Pode haver Assembleia extraordinária?
Sim, pode, se necessário. Haverá
Assembleia Geral Extraordinária sempre que a Diretoria Administrativa
a convocar, de sua livre iniciativa,
ou por requerimento de membros que constituam
o seu quórum.
Quórum
é o número mínimo necessário
de participantes exigidos para que uma reunião possa se instalar legalmente.
Nas reuniões extraordinárias somente vão ser discutidos
os assuntos que constarem na respectiva convocação.

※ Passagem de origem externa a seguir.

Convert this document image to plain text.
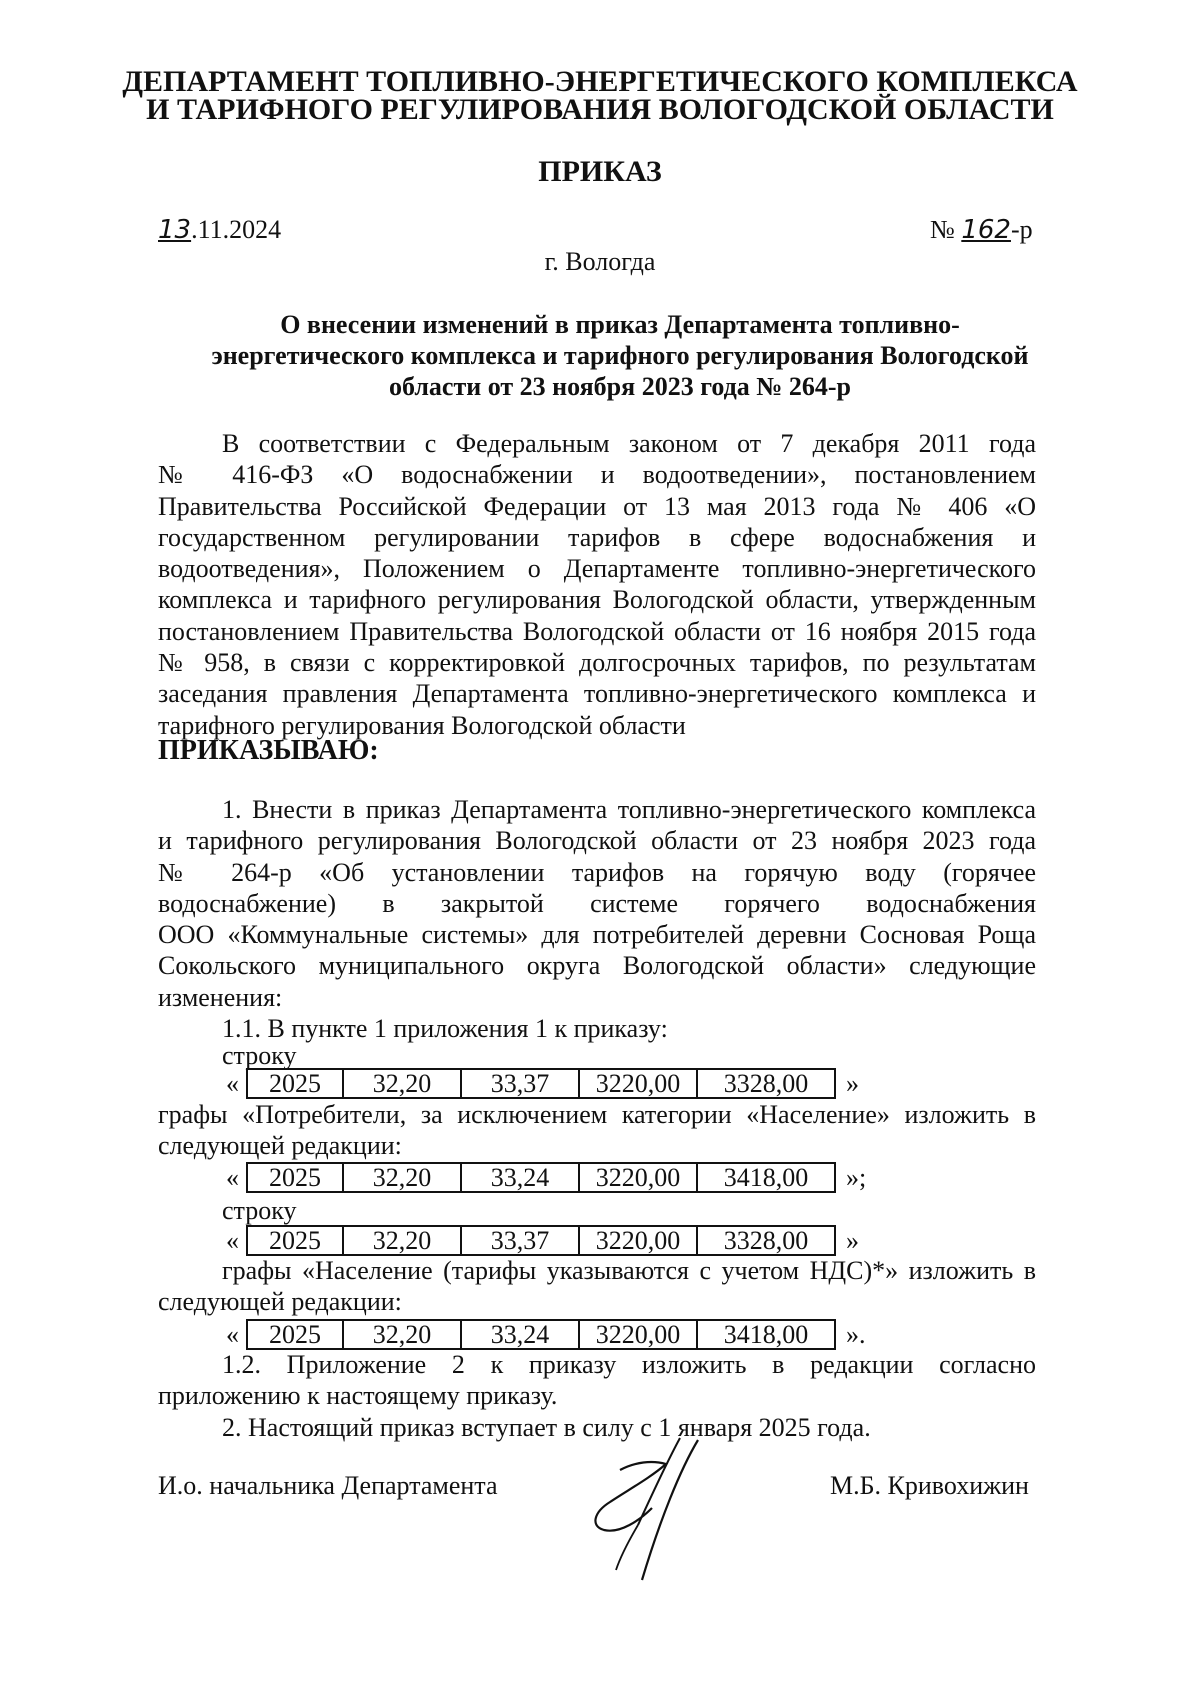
ДЕПАРТАМЕНТ ТОПЛИВНО-ЭНЕРГЕТИЧЕСКОГО КОМПЛЕКСА
И ТАРИФНОГО РЕГУЛИРОВАНИЯ ВОЛОГОДСКОЙ ОБЛАСТИ
ПРИКАЗ
13.11.2024	№ 162-р
г. Вологда
О внесении изменений в приказ Департамента топливно-
энергетического комплекса и тарифного регулирования Вологодской
области от 23 ноября 2023 года № 264-р
В соответствии с Федеральным законом от 7 декабря 2011 года
№ 416-ФЗ «О водоснабжении и водоотведении», постановлением
Правительства Российской Федерации от 13 мая 2013 года № 406 «О
государственном регулировании тарифов в сфере водоснабжения и
водоотведения», Положением о Департаменте топливно-энергетического
комплекса и тарифного регулирования Вологодской области, утвержденным
постановлением Правительства Вологодской области от 16 ноября 2015 года
№ 958, в связи с корректировкой долгосрочных тарифов, по результатам
заседания правления Департамента топливно-энергетического комплекса и
тарифного регулирования Вологодской области
ПРИКАЗЫВАЮ:
1. Внести в приказ Департамента топливно-энергетического комплекса
и тарифного регулирования Вологодской области от 23 ноября 2023 года
№ 264-р «Об установлении тарифов на горячую воду (горячее
водоснабжение) в закрытой системе горячего водоснабжения
ООО «Коммунальные системы» для потребителей деревни Сосновая Роща
Сокольского муниципального округа Вологодской области» следующие
изменения:
1.1. В пункте 1 приложения 1 к приказу:
строку
« 2025	32,20	33,37	3220,00	3328,00 »
графы «Потребители, за исключением категории «Население» изложить в
следующей редакции:
« 2025	32,20	33,24	3220,00	3418,00 »;
строку
« 2025	32,20	33,37	3220,00	3328,00 »
графы «Население (тарифы указываются с учетом НДС)*» изложить в
следующей редакции:
« 2025	32,20	33,24	3220,00	3418,00 ».
1.2. Приложение 2 к приказу изложить в редакции согласно
приложению к настоящему приказу.
2. Настоящий приказ вступает в силу с 1 января 2025 года.
И.о. начальника Департамента	М.Б. Кривохижин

Quem convoca uma Assembleia?
As reuniões são sempre convocadas pelo Presidente
da
Diretoria Administrativa,
ou por seu substituto,e pelo menos com 30 (trinta) dias de antecedência, sendo de 60 (sessenta) dias
para as extraordinárias.
Como é o quórum da
Assembleia?
Quórum -
Na Assembleia Geral Ordinária, o quórum é formado por 2/3 (dois terços) de seus membros.
Feita a primeira chamada, não havendo quórum,
suspendem-se os trabalhos. Meia hora depois faz-se uma segunda chamada, quando o quórum será
de metade mais um de seus membros.
Ausências - Como se vê, se o pastor faltar ou se a Igreja deixar de enviar seu representante isso virá a influir negativamente no quórum
da Assembleia.
Embora não existam faltas justificadas, os pastores
que por motivo de doença ou força maior não possam comparecer costumam enviar uma comunicação
à
presidência. Essa comunicação é lida para conhecimento
do plenário.
No caso da Igreja, se o presbítero nomeado não puder se fazer presente, seu
suplente deverá desempenhar
a
função de
representar sua
igreja.
Plenário
- é o conjunto de todos que participam legalmente
da
Assembleia, menos a Mesa Diretora.
Normas parlamentares
-
os debates, as votações e todas as intervenções do plenário seguem os
padrões das normas parlamentares.
Quem cobre as despesas
de viagem do pastor e do presbítero representante?
Cada Igreja local paga as despesas de viagem,
de alimentação e de hospedagem (se houver)
do seu pastor e do seu presbítero representante.